W PPK warto oszczędzać na cele emerytalne, ale nie oznacza to, że pieniądze są tam zamrożone, dopóki właściciel rachunku nie osiągnie wieku 60 lat. Środki finansowe można wypłacić w każdej chwili i wydać na dowolny cel. Potem można dalej oszczędzać na tych samych zasadach. Biorąc pod uwagę, że mniej więcej połowa zgromadzonych oszczędności nie pochodzi z kieszeni pracownika, tylko od pracodawcy i państwa, to nawet oszczędzając tylko przez rok, zyskuje on ekstra pieniądze - prawie podwajając to co sam wpłacił. PPK szczególnie opłacalne jest dla najmniej zarabiających. Dla pracownika, którego łączne wynagrodzenie w danym miesiącu nie przekracza kwoty w wysokości 120% minimalnego wynagrodzenia Wpłata na PPK wyniesie minimum 0,5% wynagrodzenia brutto.

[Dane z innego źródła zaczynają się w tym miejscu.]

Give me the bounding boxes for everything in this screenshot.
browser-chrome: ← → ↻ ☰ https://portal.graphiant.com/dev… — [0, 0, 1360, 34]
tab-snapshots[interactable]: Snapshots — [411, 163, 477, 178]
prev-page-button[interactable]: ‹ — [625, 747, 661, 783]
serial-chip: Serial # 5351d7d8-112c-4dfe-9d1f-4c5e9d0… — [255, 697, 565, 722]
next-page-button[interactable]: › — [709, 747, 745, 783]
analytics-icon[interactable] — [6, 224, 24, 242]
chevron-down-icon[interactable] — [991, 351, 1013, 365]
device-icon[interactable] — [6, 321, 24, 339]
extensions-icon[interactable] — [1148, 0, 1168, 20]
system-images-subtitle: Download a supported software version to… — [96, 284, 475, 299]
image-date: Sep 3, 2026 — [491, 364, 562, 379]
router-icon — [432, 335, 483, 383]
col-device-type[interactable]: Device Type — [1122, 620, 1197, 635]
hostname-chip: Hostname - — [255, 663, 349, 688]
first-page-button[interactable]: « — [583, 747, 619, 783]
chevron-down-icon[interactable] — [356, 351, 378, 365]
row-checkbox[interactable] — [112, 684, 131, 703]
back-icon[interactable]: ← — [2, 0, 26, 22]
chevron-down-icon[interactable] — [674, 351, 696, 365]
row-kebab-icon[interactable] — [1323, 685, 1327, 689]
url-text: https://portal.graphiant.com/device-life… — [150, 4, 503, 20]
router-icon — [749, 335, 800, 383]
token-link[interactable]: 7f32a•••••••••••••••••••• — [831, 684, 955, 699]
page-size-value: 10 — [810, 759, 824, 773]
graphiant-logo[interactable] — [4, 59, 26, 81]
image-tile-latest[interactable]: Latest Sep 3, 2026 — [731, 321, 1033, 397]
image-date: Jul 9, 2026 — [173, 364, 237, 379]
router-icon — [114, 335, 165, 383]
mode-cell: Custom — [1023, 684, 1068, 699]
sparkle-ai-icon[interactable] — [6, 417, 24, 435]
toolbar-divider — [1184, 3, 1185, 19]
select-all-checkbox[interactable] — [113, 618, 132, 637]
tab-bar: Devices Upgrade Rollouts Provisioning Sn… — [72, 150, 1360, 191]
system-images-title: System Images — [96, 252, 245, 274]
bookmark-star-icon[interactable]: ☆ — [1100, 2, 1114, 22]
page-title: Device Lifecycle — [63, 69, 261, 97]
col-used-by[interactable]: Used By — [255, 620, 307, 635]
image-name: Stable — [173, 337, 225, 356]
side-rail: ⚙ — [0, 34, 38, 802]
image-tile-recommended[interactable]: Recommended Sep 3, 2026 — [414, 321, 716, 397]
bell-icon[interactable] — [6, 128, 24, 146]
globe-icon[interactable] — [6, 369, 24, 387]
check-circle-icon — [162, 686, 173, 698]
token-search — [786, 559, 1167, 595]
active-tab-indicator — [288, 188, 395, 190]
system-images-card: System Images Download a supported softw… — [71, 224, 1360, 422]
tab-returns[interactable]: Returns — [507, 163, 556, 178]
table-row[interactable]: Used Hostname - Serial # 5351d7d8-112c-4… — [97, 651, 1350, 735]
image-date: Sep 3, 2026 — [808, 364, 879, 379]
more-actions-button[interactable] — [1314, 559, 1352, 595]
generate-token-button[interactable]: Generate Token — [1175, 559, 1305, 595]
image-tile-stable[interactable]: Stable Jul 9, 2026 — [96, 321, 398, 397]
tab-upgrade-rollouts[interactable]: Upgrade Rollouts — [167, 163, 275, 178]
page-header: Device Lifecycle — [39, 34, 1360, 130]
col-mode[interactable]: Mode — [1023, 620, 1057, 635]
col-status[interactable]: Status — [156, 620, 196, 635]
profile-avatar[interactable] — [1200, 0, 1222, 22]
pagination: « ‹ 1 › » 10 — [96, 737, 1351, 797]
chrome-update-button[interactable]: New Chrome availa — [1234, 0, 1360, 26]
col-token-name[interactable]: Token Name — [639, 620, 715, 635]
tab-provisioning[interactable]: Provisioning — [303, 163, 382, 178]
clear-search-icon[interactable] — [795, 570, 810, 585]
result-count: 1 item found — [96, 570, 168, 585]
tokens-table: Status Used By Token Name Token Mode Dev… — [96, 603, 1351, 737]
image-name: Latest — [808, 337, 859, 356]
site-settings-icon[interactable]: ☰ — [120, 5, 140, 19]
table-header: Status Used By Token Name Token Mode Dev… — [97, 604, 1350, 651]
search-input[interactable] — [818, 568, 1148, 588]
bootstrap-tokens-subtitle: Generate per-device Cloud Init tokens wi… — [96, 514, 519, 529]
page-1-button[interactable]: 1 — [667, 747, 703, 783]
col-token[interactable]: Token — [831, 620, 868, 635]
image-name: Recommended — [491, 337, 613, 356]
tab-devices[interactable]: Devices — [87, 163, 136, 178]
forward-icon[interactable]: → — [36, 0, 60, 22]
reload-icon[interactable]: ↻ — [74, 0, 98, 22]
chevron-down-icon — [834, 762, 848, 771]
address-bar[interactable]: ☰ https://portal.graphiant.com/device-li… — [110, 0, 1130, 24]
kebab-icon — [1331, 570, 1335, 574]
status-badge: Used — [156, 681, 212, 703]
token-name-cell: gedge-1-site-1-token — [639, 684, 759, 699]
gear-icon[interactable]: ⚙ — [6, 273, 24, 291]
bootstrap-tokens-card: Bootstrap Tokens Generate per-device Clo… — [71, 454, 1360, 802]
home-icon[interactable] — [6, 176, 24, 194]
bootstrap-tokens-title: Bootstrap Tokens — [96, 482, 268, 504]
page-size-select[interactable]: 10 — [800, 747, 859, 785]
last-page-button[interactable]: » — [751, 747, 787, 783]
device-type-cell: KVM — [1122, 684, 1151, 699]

Najlepiej zobrazować to na przykładach.
Jeśli pracownik zarabia 3120 zł brutto, czyli 120% minimalnego wynagrodzenia za 2020 rok, może wpłacać do PPK 15,60 zł miesięcznie w ramach swojej składki, a pracodawca dopłaci nie mniej niż 46,80 zł, zaś państwo – 20 zł. W sumie więc przy potrąceniu ze swojej pensji nieco ponad 15 zł, dostanie miesięcznie na swoje konto w PPK blisko 70 zł!
Jeżeli pracownik zarabia 4000 zł – wpłaca do PPK 80 zł i dostaje 80 zł łącznie od firmy i od państwa. Po roku z samych wpłat pracodawcy oszczędza 720,00 zł, a do tego państwo przekaże dopłatę roczną - 240 zł. Rachunki PPK mają charakter prywatny, wiec uczestnik może w dowolnym momencie wypłacić z nich pieniądze – także przed ukończeniem 60. roku życia. W takim przypadku otrzyma on zgromadzone przez siebie oszczędności, pomniejszone o:
- podatek od zysków kapitałowych;
- 30% środków pochodzących z wpłat pracodawcy, ponieważ były one zwolnione ze składek na - ubezpieczenia społeczne;
- środki pochodzące z dopłat od państwa.
Każdy pracownik będzie oczywiście miał wybór, czy pozostać w systemie PPK, czy zrezygnować z oszczędzania w nim. Jednak gromadzenie w nim oszczędności do 60. roku życia będzie niezwykle korzystne pod względem wysokości wpłat uzyskiwanych od pracodawcy oraz preferencji podatkowych.
Ponadto pieniądze z PPK mogą posłużyć ratowaniu zdrowia. W przypadku ciężkiej choroby swojej, dziecka lub małżonka właściciel konta można podjąć do 25 proc. zgromadzonych środków bez konieczności ich zwrotu i bez potrąceń.
Obowiązkowi płacenia podatku nie podlegają też oszczędności wypłacone w całości z PPK na uzupełnienie wkładu własnego przy zaciągnięciu kredytu na kupno mieszkania czy budowę domu. Trzeba je jednak zwrócić w ciągu 15 lat. Przepis ten dotyczy wyłącznie tych pracowników, którzy nie ukończyli 45 roku życia.